Bild: Eher Krawall und Remmidemmi als sozialer Aufstand: 1.Mai in Kreuzberg.
Die größte Enttäuschung dürften die Boulevardjournalisten erlitten haben.
Tage vor dem 1. Mai hatten sie gewalttätige Auseinandersetzungen im
Berliner Bezirk Kreuzberg herbeigeschrieben, die es angesichts der
Wirtschaftskrise an diesem aufgeladenen Datum geben könnte.
Tatsächlich gab es am Freitag in Kreuzberg so viel Randale wie seit 2004
nicht mehr. Doch wer glaubt, die Scharmützel lassen sich mit den
befürchteten sozialen Unruhen in Verbindung bringen, der irrt. Dass es am
Freitag in Berlin heftiger knallte als in den Vorjahren, lag ganz allein an
der schlechten Umsetzung des Deeskalationskonzepts der Berliner Polizei.
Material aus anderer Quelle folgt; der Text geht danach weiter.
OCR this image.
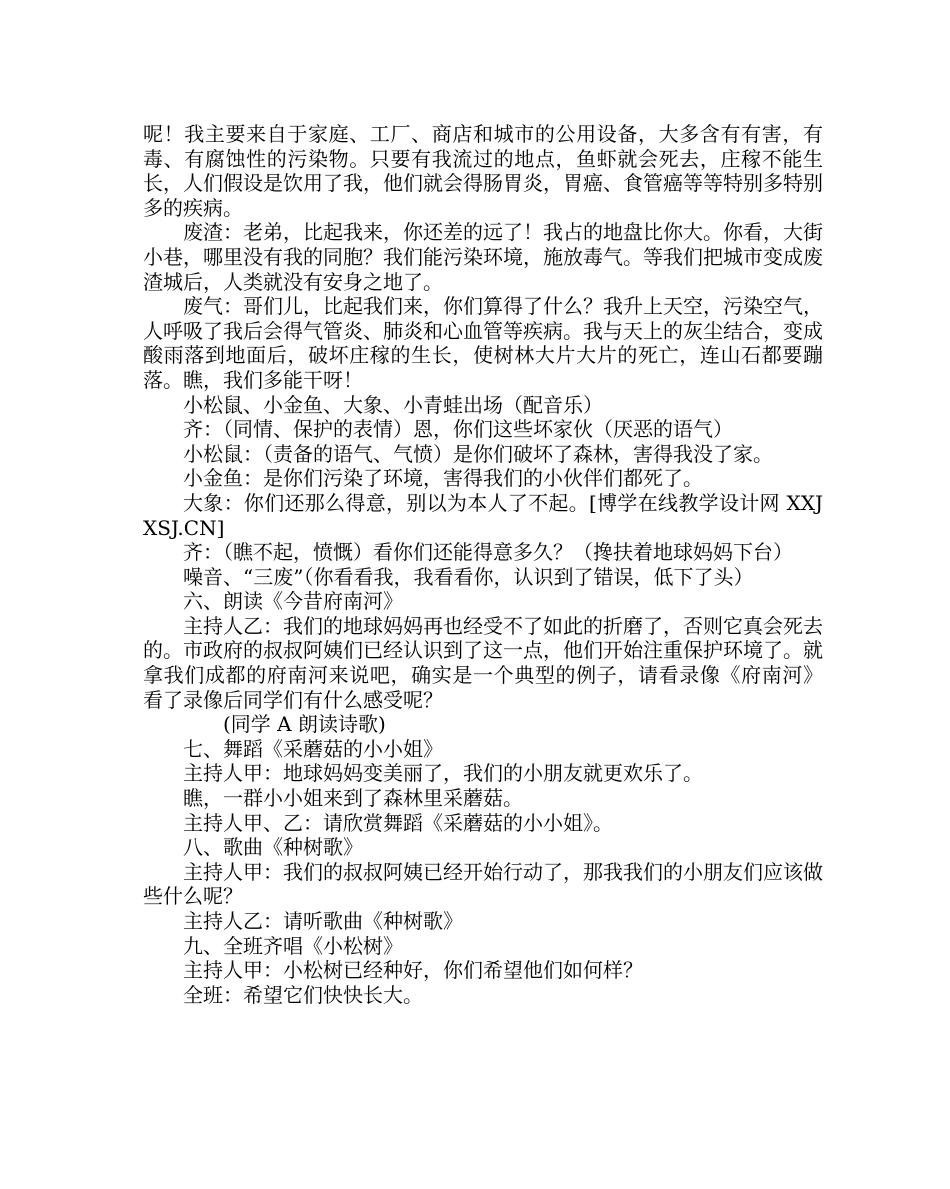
呢！我主要来自于家庭、工厂、商店和城市的公用设备，大多含有有害，有毒、有腐蚀性的污染物。只要有我流过的地点，鱼虾就会死去，庄稼不能生长，人们假设是饮用了我，他们就会得肠胃炎，胃癌、食管癌等等特别多特别多的疾病。

废渣：老弟，比起我来，你还差的远了！我占的地盘比你大。你看，大街小巷，哪里没有我的同胞？我们能污染环境，施放毒气。等我们把城市变成废渣城后，人类就没有安身之地了。

废气：哥们儿，比起我们来，你们算得了什么？我升上天空，污染空气，人呼吸了我后会得气管炎、肺炎和心血管等疾病。我与天上的灰尘结合，变成酸雨落到地面后，破坏庄稼的生长，使树林大片大片的死亡，连山石都要蹦落。瞧，我们多能干呀！

小松鼠、小金鱼、大象、小青蛙出场（配音乐）

齐：（同情、保护的表情）恩，你们这些坏家伙（厌恶的语气）

小松鼠：（责备的语气、气愤）是你们破坏了森林，害得我没了家。

小金鱼：是你们污染了环境，害得我们的小伙伴们都死了。

大象：你们还那么得意，别以为本人了不起。[博学在线教学设计网 XXJXSJ.CN]

齐：（瞧不起，愤慨）看你们还能得意多久？（搀扶着地球妈妈下台）

噪音、“三废”（你看看我，我看看你，认识到了错误，低下了头）

六、朗读《今昔府南河》

主持人乙：我们的地球妈妈再也经受不了如此的折磨了，否则它真会死去的。市政府的叔叔阿姨们已经认识到了这一点，他们开始注重保护环境了。就拿我们成都的府南河来说吧，确实是一个典型的例子，请看录像《府南河》 看了录像后同学们有什么感受呢？

(同学 A 朗读诗歌)

七、舞蹈《采蘑菇的小小姐》

主持人甲：地球妈妈变美丽了，我们的小朋友就更欢乐了。

瞧，一群小小姐来到了森林里采蘑菇。

主持人甲、乙：请欣赏舞蹈《采蘑菇的小小姐》。

八、歌曲《种树歌》

主持人甲：我们的叔叔阿姨已经开始行动了，那我我们的小朋友们应该做些什么呢？

主持人乙：请听歌曲《种树歌》

九、全班齐唱《小松树》

主持人甲：小松树已经种好，你们希望他们如何样？

全班：希望它们快快长大。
Rund 2.500 zumeist linke DemonstrantInnen und Feiernde eines Straßenfestes
lieferten sich am Freitag in den Abendstunden Straßenschlachten mit der
Polizei. Die Situation eskalierte, als am Ende der sogenannten
Revolutionären 1.-Mai-Demonstration der Antifa eine Hundertschaft der
Polizei versuchte, die Demospitze einzukesseln. Die Demonstranten fühlten
sich provoziert. Randalierer griffen einen Streifenwagen mit zwei Beamten
an. Die blieben zwar unverletzt, einer von ihnen musste aber mit einem
Schock ins Krankenhaus eingeliefert werden. Die Straßenschlachten zogen
sich bis nach Mitternacht hin.
In den Vorjahren verfolgte die Polizei die Strategie, die Antifa ihre Demo
friedlich beenden zu lassen. Die Demonstranten zerstreuten sich daraufhin.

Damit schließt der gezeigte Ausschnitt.